In a bid to further deepen the country’s financial sector, the Bank of Ghana has launched its Guidelines for Repurchase Agreements
This is expected to promote a more vibrant and liquid secondary bonds market since “repos” as they are popularly known in financial sector parlance play a major role.
As at August 2019, the stock of repos and reverse repos outstanding between the BoG and the commercial banks in the country was equivalent to US$ 350 million.
At the launch of the Guidelines during the World Bank/IMF Annual Meetings 2019 in Washington, the Governor of the central bank, Dr. Ernest Addison said, “Repo markets facilitate the flow of cash and securities in financial markets. A well-functioning repo market contributes to the efficient allocation of capital in the real economy by supporting liquidity in other markets.”
“Repo markets serve several benefits; they provide a low-risk option for cash investment, transform collateral, support cash-market efficiency and liquidity, facilitate the hedging of risk and enable investors to monetize liquid assets,” he added.
The guidelines are based on the standard 2011 Global Master Repurchase Agreement (GMRA).

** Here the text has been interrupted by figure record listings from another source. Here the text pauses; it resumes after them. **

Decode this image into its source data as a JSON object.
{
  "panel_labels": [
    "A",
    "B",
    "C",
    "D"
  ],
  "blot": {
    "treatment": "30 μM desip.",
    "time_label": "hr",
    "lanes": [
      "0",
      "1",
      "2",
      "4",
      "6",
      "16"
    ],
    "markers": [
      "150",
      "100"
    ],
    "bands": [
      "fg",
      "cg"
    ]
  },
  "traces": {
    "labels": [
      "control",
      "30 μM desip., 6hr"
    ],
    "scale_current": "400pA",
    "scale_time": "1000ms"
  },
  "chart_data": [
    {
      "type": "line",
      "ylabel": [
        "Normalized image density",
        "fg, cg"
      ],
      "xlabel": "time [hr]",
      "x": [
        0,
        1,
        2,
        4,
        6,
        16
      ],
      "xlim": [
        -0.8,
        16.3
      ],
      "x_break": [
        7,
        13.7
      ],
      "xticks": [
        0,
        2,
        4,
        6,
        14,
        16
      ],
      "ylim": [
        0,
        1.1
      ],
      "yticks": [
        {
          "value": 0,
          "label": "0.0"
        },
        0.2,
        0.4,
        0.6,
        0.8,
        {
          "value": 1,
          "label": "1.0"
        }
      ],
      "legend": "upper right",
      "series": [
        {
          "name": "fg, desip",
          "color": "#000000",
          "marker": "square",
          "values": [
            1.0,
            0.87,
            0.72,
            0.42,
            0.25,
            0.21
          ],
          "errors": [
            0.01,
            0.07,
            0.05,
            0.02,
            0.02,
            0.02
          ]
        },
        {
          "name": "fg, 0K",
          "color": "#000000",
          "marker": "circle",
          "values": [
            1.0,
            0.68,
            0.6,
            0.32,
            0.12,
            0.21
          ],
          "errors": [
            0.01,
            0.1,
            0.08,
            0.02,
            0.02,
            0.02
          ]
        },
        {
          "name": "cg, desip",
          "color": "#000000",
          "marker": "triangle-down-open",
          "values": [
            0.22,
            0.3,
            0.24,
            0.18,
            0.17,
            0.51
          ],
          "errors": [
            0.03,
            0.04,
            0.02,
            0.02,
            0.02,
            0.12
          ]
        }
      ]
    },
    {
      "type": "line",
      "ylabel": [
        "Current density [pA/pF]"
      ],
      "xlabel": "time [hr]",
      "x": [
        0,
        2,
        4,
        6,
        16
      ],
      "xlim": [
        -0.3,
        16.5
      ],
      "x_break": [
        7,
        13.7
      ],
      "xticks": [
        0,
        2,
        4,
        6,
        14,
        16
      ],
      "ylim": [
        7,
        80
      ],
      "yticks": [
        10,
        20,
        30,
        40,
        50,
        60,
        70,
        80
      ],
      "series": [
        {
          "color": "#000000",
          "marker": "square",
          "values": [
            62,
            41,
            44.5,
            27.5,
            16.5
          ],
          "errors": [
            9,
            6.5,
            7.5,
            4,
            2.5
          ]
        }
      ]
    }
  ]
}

All the directives contained in the guidelines are binding on eligible counterparties and serve as regulatory guidance for repo activity trading in Ghana.
The Governor noted that a key feature of adopting the GMRA is the transfer of title to collateral securities from the seller to the buyer.
The title transfer under GMRA will reduce credit and liquidity risk as it allows the buyer to make use of the collateral during the tenor of the transaction but return the same or equivalent securities at maturity.
“This will boost secondary trading and price discovery of bonds and offer a cheaper and increased source of short-term funding,” Dr. Addison said.
The guidelines also specify a wider array of eligible collateral securities and would promote a more liquid repo market.
The eligible participants have also been expanded to cover not only banks but specialized deposit-taking institutions, securities dealers, corporates and high net worth individuals.
Dr. Addison stated that, there is an elaborate training program available in Ghana to ensure that key market players and stakeholders are adequately trained on this product which is new to many of the targeted participants.
This training will cover the banks and the Judiciary.
“The Judiciary is seen as a key stakeholder as it plays a key role in giving legal certainty to the enforceability of standard financial markets master agreements such as the GMRA,” he said.